Давай послушаем, потрогаем это слово. Сначала вытягиваешь губы, как свистеть, а потом делаешь странный звук, будто выплевываешь косточку от компота.
«Я люблю», – говорит она. «Я не люблю», – говоришь ты.
Что это значит? Кто объяснит мне?
Я хочу знать.
В детстве я был трусом. Впрочем, я и сейчас не могу назвать себя смельчаком. Но тогда я не боялся драться, хотя и никого не бил. Было больно бить. Паровозы ходили медленно, они только выезжали с шахты, груженные углем, черными жирными калмыгами. Пацаны иногда цеплялись и катались, сидя на вагонах, бросая в тех, кто внизу, кусками угля. Но не сейчас. Зимой холодно. Из окна паровоза смотрела улыбающаяся грязная рожа машиниста. Мы кубарем скатывались с горки, крича на ходу с радостным ужасом: «Паром обдаст!!!» Некоторые падали лицом в снег. Лязг гигантских и ленивых шатунов прекращался, не было слышно хриплого дыхания паровоза. Все замирали, ждали пара. Все замирало, ждало пара… И вот он, наконец, вырывался наружу, радостный, свистящий, вместе с орущим гудком, и в сердце что-то закипало, лезло через горло, глаза, казалось, что и там, там в груди, много-много пара, который так хочет наружу!

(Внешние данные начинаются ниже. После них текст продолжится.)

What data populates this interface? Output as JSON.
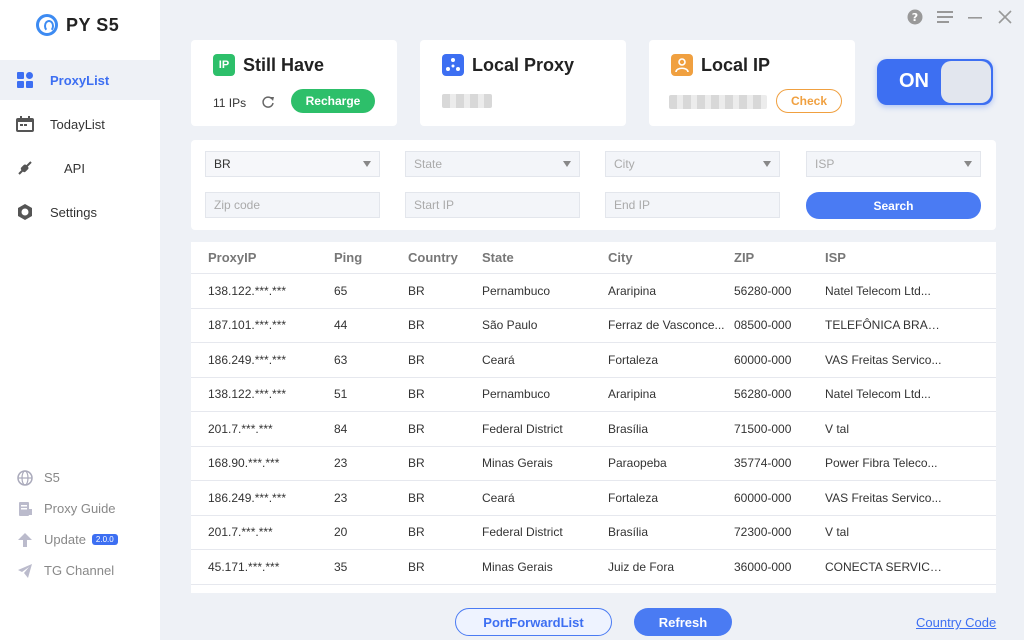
{
  "app": {
    "title": "PY S5"
  },
  "sidebar": {
    "items": [
      {
        "label": "ProxyList",
        "icon": "grid-icon",
        "active": true
      },
      {
        "label": "TodayList",
        "icon": "calendar-icon"
      },
      {
        "label": "API",
        "icon": "plug-icon"
      },
      {
        "label": "Settings",
        "icon": "gear-icon"
      }
    ],
    "bottom": [
      {
        "label": "S5",
        "icon": "globe-icon"
      },
      {
        "label": "Proxy Guide",
        "icon": "book-icon"
      },
      {
        "label": "Update",
        "icon": "upload-icon",
        "badge": "2.0.0"
      },
      {
        "label": "TG Channel",
        "icon": "telegram-icon"
      }
    ]
  },
  "cards": {
    "still_have": {
      "title": "Still Have",
      "icon_text": "IP",
      "count": "11 IPs",
      "button": "Recharge"
    },
    "local_proxy": {
      "title": "Local Proxy"
    },
    "local_ip": {
      "title": "Local IP",
      "button": "Check"
    },
    "toggle": {
      "label": "ON"
    }
  },
  "filters": {
    "country": "BR",
    "state_placeholder": "State",
    "city_placeholder": "City",
    "isp_placeholder": "ISP",
    "zip_placeholder": "Zip code",
    "start_ip_placeholder": "Start IP",
    "end_ip_placeholder": "End IP",
    "search_label": "Search"
  },
  "table": {
    "headers": [
      "ProxyIP",
      "Ping",
      "Country",
      "State",
      "City",
      "ZIP",
      "ISP"
    ],
    "rows": [
      [
        "138.122.***.***",
        "65",
        "BR",
        "Pernambuco",
        "Araripina",
        "56280-000",
        "Natel Telecom Ltd..."
      ],
      [
        "187.101.***.***",
        "44",
        "BR",
        "São Paulo",
        "Ferraz de Vasconce...",
        "08500-000",
        "TELEFÔNICA BRASI..."
      ],
      [
        "186.249.***.***",
        "63",
        "BR",
        "Ceará",
        "Fortaleza",
        "60000-000",
        "VAS Freitas Servico..."
      ],
      [
        "138.122.***.***",
        "51",
        "BR",
        "Pernambuco",
        "Araripina",
        "56280-000",
        "Natel Telecom Ltd..."
      ],
      [
        "201.7.***.***",
        "84",
        "BR",
        "Federal District",
        "Brasília",
        "71500-000",
        "V tal"
      ],
      [
        "168.90.***.***",
        "23",
        "BR",
        "Minas Gerais",
        "Paraopeba",
        "35774-000",
        "Power Fibra Teleco..."
      ],
      [
        "186.249.***.***",
        "23",
        "BR",
        "Ceará",
        "Fortaleza",
        "60000-000",
        "VAS Freitas Servico..."
      ],
      [
        "201.7.***.***",
        "20",
        "BR",
        "Federal District",
        "Brasília",
        "72300-000",
        "V tal"
      ],
      [
        "45.171.***.***",
        "35",
        "BR",
        "Minas Gerais",
        "Juiz de Fora",
        "36000-000",
        "CONECTA SERVICO..."
      ]
    ]
  },
  "footer": {
    "port_forward": "PortForwardList",
    "refresh": "Refresh",
    "country_code": "Country Code"
  },
  "colors": {
    "accent": "#3d6ff2",
    "green": "#2dbf6a",
    "orange": "#f0a040"
  }
}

Я был трусом. Я не мог съезжать по накатанной ледяной полоске, стоя на ногах. Серый мог. Для этого он надевал свои кирзовые сапоги с подвернутыми голенищами. Многие могли съезжать стоя. Но как Серый – никто. Все ждали. Серый знал, что его ждали, и поэтому не торопился. Он взбирался медленно боком на насыпь и, став аж на второй рельс, хитро оглядывал всех, а потом, неожиданно оттолкнувшись и перешагнув другой рельс, прыгал на самый лед. От этого он терял равновесие, крякал весело, с руганью и, перевернувшись в воздухе, шмякался об лед. Или благополучно съезжал. Это не важно. Я стоял и смотрел на него. Пальто замерзало и становилось колом, как тумбочка. Пальцами было больно пошевелить. В валенках уже не таял снег. Я шел домой. Солнце висело в вымороженном небе, выцветшее за лето и сразу же замороженное, так и не успевшее набраться краски, как бледное диетическое яйцо.
Я знал, как тепло дома. Было воскресенье, и дома были мать и отец.

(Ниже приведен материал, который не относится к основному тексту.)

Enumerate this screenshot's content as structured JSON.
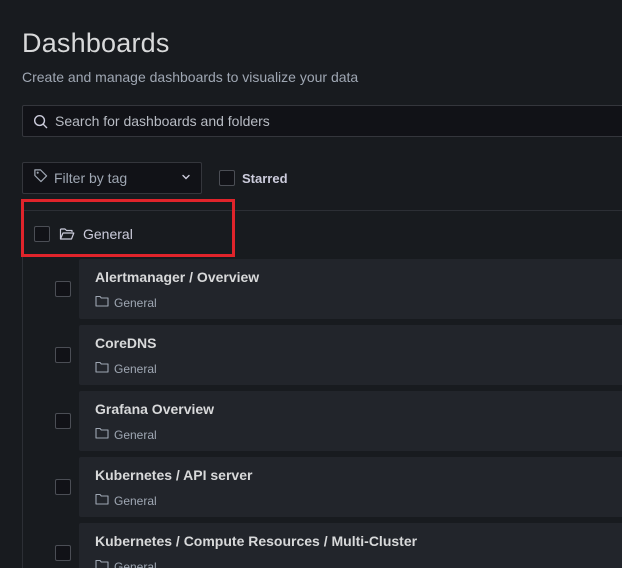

Дома было тихо. Кухня открыта. Теплая. На печке стояли кастрюля с супом, черная сковорода с жареной картошкой. Я негнущимися пальцами стаскивал валенки, снимал пальто и прятал его на вешалке: увидят, заставят идти в коридор и отряхивать от снега.
Они сидели на диване в комнате и тихо разговаривали. Значит, было воскресенье, или отец работал в ночь. О чем они разговаривали… Не знаю… О житье-бытье, о себе, обо мне…
– Пальто отряхнул? – спросил отец.
Врать ему я боялся. Пошел в коридор и повозил по пальто веником. Всё…
На столе в кухне стояла тарелка с горячим супом. Разваренная картошка, лук и мелко нарезанная колбаса. Да, а еще хлеб. Я откусывал большой кусок от ломтя черного хлеба, дул на ложку с супом и, обжигаясь, торопливо ел.
– Сынок, ты учил сегодня английский?
– Учил.
– Ну скажи мне что-нибудь по английскому…
– Что тебе сказать?
Глаза матери лукаво улыбались.
– Скажи: мама, я тебя люблю.
– Маза, ай лав ю.
– Вот молодец, ну скажи еще что-нибудь…
– Больше не знаю.
Я наедался, отогревался. Добрая тихая ночь уже придумывала сегодняшние сны. Я ждал их.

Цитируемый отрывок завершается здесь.